Bonafide Farm

Cold fire

April 2nd, 2013 § 0

For the last couple of days the angle of the setting sun has lit up just the grass in the back pasture while everything else is in shadow. It’s a stunning effect, and lasts but a moment before the sun slips behind the mountain.

Seeing the light play in grass is the precise reason why I don’t mow all of my land. Even broomstraw—especially broomstraw—which isn’t good for fodder and is an indicator of poor soil, is gorgeous as it glows.

Gold SunAWeb

It continues to be a very long winter here in Central Virginia. With snowstorms all throughout March, one would think that turning the calendar page to April might signify a fresh, warm start.

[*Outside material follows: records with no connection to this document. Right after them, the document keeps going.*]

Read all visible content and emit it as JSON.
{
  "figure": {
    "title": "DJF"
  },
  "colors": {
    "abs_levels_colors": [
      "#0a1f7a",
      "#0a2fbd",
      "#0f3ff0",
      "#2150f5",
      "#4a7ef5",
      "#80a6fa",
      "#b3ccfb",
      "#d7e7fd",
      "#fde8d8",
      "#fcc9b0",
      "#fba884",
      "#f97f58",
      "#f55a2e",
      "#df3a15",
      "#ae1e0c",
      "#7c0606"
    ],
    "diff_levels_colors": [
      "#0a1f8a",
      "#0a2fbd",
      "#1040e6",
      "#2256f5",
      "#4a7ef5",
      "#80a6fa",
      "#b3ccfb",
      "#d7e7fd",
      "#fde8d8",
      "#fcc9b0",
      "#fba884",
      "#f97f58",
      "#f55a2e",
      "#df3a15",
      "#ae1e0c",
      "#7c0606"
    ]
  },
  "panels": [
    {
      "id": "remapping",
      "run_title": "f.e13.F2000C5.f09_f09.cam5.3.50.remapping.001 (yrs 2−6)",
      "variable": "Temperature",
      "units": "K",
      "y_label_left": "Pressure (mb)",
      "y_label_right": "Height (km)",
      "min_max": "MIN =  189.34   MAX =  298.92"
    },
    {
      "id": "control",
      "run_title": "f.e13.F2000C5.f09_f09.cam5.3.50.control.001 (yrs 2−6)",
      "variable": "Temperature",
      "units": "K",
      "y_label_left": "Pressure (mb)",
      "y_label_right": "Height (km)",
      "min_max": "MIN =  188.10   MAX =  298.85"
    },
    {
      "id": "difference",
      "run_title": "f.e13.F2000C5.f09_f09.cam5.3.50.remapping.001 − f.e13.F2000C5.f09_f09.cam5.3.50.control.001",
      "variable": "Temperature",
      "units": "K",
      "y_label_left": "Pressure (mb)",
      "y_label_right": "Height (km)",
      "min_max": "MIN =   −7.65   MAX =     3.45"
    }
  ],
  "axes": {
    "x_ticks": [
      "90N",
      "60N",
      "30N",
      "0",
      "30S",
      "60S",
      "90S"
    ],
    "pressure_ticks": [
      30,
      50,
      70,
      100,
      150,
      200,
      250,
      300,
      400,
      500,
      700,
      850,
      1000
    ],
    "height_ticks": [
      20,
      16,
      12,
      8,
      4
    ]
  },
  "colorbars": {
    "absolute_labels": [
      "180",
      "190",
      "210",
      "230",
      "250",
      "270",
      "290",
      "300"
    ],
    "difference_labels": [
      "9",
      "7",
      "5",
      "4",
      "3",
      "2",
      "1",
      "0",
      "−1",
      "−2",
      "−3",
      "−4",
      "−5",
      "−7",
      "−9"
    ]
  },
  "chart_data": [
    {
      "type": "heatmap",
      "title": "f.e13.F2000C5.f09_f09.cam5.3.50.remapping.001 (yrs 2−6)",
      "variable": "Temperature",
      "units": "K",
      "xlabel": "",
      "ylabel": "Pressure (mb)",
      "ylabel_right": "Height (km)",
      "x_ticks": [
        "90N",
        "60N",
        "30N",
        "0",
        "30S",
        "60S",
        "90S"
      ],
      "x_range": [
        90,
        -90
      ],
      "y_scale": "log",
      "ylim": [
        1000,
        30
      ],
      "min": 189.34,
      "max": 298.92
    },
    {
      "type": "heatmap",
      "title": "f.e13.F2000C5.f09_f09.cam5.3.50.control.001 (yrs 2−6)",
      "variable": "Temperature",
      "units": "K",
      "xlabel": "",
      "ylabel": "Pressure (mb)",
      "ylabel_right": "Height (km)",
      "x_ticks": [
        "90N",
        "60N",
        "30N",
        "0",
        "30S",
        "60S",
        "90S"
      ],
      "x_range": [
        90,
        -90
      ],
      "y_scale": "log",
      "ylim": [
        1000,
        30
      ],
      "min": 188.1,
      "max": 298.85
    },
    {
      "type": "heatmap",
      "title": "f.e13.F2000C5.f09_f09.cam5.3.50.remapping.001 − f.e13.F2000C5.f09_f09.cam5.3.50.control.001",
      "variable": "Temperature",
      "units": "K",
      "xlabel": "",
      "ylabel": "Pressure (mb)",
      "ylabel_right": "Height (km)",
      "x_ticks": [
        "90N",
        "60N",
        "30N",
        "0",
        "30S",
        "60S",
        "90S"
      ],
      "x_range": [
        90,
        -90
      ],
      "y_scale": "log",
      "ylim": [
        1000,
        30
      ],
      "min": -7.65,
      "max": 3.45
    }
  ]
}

But it’s not to be. It’s still cold and blustery, with temperatures running at least ten degrees below average. Easter was drizzly and chilly. The daffodils are blooming, and were even last month, but the ground around them is still brown and quiet.

Yesterday, one of the guest instructors for my master gardener class told us that he had trouble finding weed examples to bring to class—everything is so delayed. And just last week I was in Washington, D.C., where the metro thronged with tourists come to see the famous cherry blossoms. Well, too bad, as nary a blossom was in sight and the peak bloom prediction has been pushed back to April 5.

The ornamental cherry in my yard, which I planted to remind me of my years in D.C., is no where near blooming. Its buds are still tight to the branch, shivering. The peas I planted March 10 just today stuck one leaf out of the soil. I can only hope that this late, late winter means a fewer sweltering, drought-stricken summer days, but I know better. Around here, anything can happen.